At Condé Nast College of Fashion & Design, 70 per cent of our students come from overseas. Their value is not only measured in the money they spend on our courses. There is a real and indisputable need for quality, high calibre students in the creative industries, from wherever they come.

The Creative Industries Council has done some sums using data from the Department for Media, Culture and Sport, and reckons this sector produces about £104 billion per year (and steadily rising) for the UK – again, for context, equivalent to the budgets of the Departments for Education and Transport combined. This appears to be somewhat at variance with the Home Secretary’s understanding of the situation.

Rather than putting up the barricades, does it not make sense for Britain to welcome as many international students of potential as possible? Higher Education is one of the major USPs of our economy, and the university sector benefits greatly from being able to charge higher fees. The government is also missing a trick here in terms of a lucrative income stream. Why not institute a levy on the fees they pay – a learning windfall tax, if you will – to help subsidise our own hard-pressed domestic students who would also have to have safeguards built in to ensure they wouldn’t be crowded out?

Surely, we should be welcoming as many international students as we possibly can, given that the universities can charge those additional fees? As I say, we would have to toughen up the protections for the domestic intake, but if the overall number of students is allowed to rise, there is no reason why there shouldn’t be room for more young people from this country. It is a truism to say that education is one, if not the, key driver of growth. If you want, “Growth, growth, growth,” (as someone once famously said), you first need “Education, education, education” (although I suspect that is a phrase the Prime Minister may shy away from revisiting).

Low quality courses?

Ah, “but,” Ms Braverman would say, “Remember what I said about, ‘substandard courses in inadequate institutions.’”

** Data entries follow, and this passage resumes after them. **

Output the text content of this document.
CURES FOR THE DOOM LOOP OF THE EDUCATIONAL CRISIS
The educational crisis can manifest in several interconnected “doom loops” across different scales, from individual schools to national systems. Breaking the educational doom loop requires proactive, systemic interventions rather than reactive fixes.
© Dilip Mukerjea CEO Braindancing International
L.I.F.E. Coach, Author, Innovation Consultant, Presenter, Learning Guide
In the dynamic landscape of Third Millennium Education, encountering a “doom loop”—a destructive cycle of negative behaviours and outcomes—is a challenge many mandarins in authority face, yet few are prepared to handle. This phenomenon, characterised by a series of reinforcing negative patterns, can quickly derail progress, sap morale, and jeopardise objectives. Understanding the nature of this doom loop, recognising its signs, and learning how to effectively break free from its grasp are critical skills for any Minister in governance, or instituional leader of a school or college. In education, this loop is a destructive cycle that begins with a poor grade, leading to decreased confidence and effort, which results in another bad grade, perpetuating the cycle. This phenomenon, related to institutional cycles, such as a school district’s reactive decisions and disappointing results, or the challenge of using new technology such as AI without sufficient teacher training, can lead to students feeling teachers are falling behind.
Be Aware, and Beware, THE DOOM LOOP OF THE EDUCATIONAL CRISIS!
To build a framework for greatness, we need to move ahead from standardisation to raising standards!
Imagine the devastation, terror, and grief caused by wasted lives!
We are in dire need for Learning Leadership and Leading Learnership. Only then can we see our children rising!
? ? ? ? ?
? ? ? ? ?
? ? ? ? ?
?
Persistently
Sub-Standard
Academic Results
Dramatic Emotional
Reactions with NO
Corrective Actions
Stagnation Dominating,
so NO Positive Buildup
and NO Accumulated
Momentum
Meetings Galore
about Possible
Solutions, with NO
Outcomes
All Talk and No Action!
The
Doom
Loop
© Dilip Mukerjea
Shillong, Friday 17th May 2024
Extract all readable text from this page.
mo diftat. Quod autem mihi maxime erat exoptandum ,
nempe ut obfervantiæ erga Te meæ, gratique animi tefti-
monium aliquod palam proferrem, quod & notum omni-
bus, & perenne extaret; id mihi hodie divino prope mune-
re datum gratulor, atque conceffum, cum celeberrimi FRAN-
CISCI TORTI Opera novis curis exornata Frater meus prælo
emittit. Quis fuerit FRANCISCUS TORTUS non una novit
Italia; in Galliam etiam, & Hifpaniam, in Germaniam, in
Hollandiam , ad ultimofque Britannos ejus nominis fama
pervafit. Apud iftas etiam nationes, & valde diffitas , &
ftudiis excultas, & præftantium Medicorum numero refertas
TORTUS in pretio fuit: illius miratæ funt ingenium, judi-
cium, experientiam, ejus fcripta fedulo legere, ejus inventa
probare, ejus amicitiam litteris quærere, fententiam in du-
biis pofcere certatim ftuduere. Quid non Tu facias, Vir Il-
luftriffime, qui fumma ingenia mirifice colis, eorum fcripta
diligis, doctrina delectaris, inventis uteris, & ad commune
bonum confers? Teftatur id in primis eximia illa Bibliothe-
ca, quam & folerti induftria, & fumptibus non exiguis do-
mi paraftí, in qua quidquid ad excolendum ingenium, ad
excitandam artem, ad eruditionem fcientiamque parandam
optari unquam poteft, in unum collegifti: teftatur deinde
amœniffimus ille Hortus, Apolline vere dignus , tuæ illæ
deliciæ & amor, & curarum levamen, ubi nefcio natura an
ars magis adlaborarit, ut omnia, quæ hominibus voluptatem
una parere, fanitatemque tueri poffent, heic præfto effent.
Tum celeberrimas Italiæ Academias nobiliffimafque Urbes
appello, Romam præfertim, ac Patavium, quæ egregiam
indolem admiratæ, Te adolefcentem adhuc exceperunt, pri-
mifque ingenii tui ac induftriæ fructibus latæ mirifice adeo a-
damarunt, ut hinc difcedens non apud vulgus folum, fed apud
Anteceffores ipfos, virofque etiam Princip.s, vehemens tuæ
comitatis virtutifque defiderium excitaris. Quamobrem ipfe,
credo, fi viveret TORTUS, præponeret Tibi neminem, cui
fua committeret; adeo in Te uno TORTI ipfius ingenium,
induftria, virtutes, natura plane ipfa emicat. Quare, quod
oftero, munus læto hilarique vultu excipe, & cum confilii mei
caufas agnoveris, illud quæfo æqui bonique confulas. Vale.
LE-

The suggestion has been that only foreign students attending “elite” universities would still be admissible. So, no entry then to the FIFA Master course at De Montfort University, recently named the best postgraduate sports management course in Europe for a record tenth time. No room either on Aston University’s MSc in International Business which is rated the third best in the UK, as is its MSc in Entrepreneurship.

Precisely who is going to decide which courses are of sufficient merit to allow foreigners in, and which are not? This is a policy designed to promote division between academic institutions, to make them vie with each other for approval. As a sector, we cannot allow such infighting to blind us to what is a real and present danger to us all.

If it is adopted it will be an existential threat, not just to niche educators like Condé Nast College of Fashion & Design, but to many other institutions that are the very engines of economic development on which the nation relies to get us out of the economic mess in which we find ourselves.

2 responses to “International students and specialist courses

  1. Uk done with earning money from internation students now its time to kick them back home.Took so much money For health surcharge but worst service the provide.

  2. Moat of the foreign students and their dependants bring in and generate money that is used to pay benefits to the citizens.

    You tried it before with the stoppage of the Two years post-study work visa. It backfired. Most foreign students turned to Canada.

    Be practical and realistic in your analysis dear Home Secretary instead of trying to score some cheap political points.